Tutaj bardziej chodzi o mój rozwój, a nie robienie komuś na złość. Ja mógłbym do końca czerwca siedzieć w Mielcu i dalej wypełniać kontrakt, ale nie chciałem tego. Bardziej stawiałem na rozwój, tam nie miałbym takiej możliwości. Dlatego myślę, że Hutnik jest dla mnie idealnym miejscem.
Jeszcze jeden wątek dotyczący Stali. Krąży taka legenda, że Stal nie jest zbyt dobrze zorganizowanym klubem. Powiedz, czy to jest prawda?
Jak mam być szczery, to zupełnie nieprawda. Organizacyjnie wszystko wyglądało bardzo dobrze. Nigdy nie spotkałem się z taką sytuacją, żeby czegoś nie było. Może to nie jest taki poziom jak w Jagiellonii, ale nadal jest on bardzo wysoki. Więc to jest po prostu takie powiedzonko. Może kiedyś faktycznie tak było, ale na pewno teraz tak nie ma.
Z tego, co słyszę, to chyba Cię nie dziwi dobra postawa Stali w tym sezonie.
Każdy zawodnik dokłada do tego jakąś cegiełkę. Myślę, że Fabian Piasecki i Maks Sitek robili tam dużą część roboty. Teraz Fabiana nie ma, więc jest trochę gorzej. Na pewno, kiedy przyszedł do Stali, nastąpił pewien przełom. Wtedy wyniki były bardzo zadowalające.

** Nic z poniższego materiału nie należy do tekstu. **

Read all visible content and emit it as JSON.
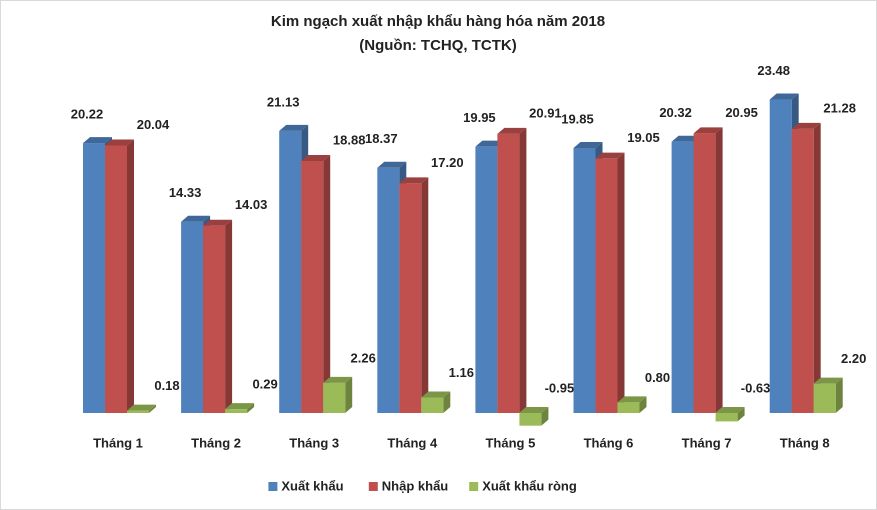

Rafał Strączek faktycznie jest bramkarzem wyróżniającym się ponad ekstraklasę?
Z lepszym bramkarzem nigdy nie miałem do czynienia.
Nawet porównując ze Steinborsem?
Rafał jest najlepszym bramkarzem, jakiego widziałem, ale Pavels Steinbors to też jest bardzo dobry i doświadczony zawodnik. Tyle, że Pavels ma już swoje lata. Nie mówię, że jest już dziadkiem, ale swoje umiejętności ma. Xavier Dziekoński też na pewno jest jednym z lepszym bramkarzy, z jakimi miałem okazję grać.
Jakbyś miał wymienić trzech zawodników ze Stali, którzy mogliby wyjechać za granicę po tym półroczu, to kogoś byś wskazał?
Na pewno Maks Sitek. Grzesiek Tomasiewicz też spokojnie by sobie poradził. Może jeszcze postawiłbym na Adriana Szczutowskiego.
Co ich wyróżnia? Umiejętności? Mentalność?
Maks Sitek jest zawodnikiem, który gra dobrze w ofensywie i defensywie. Nieźle sobie radzi również na wahadle. Wykręcał dobre liczby. Nie mówię tylko o bramkach i asystach. Wyróżniał się szybkościowo. Cały czas był faulowany, co też jest bardzo istotne dla gry drużyny. Wygrywał dużo pojedynków. W Stali był jednym z moich przyjaciół. Grzesiek Tomasiewicz to zawodnik typu box to box, typowa „ósemka”. Jest mały i zadziorny. Z kolei Adrian Szczutowski nadaje się do ataku. On jest wysoki, silny, ma dobre uderzenie.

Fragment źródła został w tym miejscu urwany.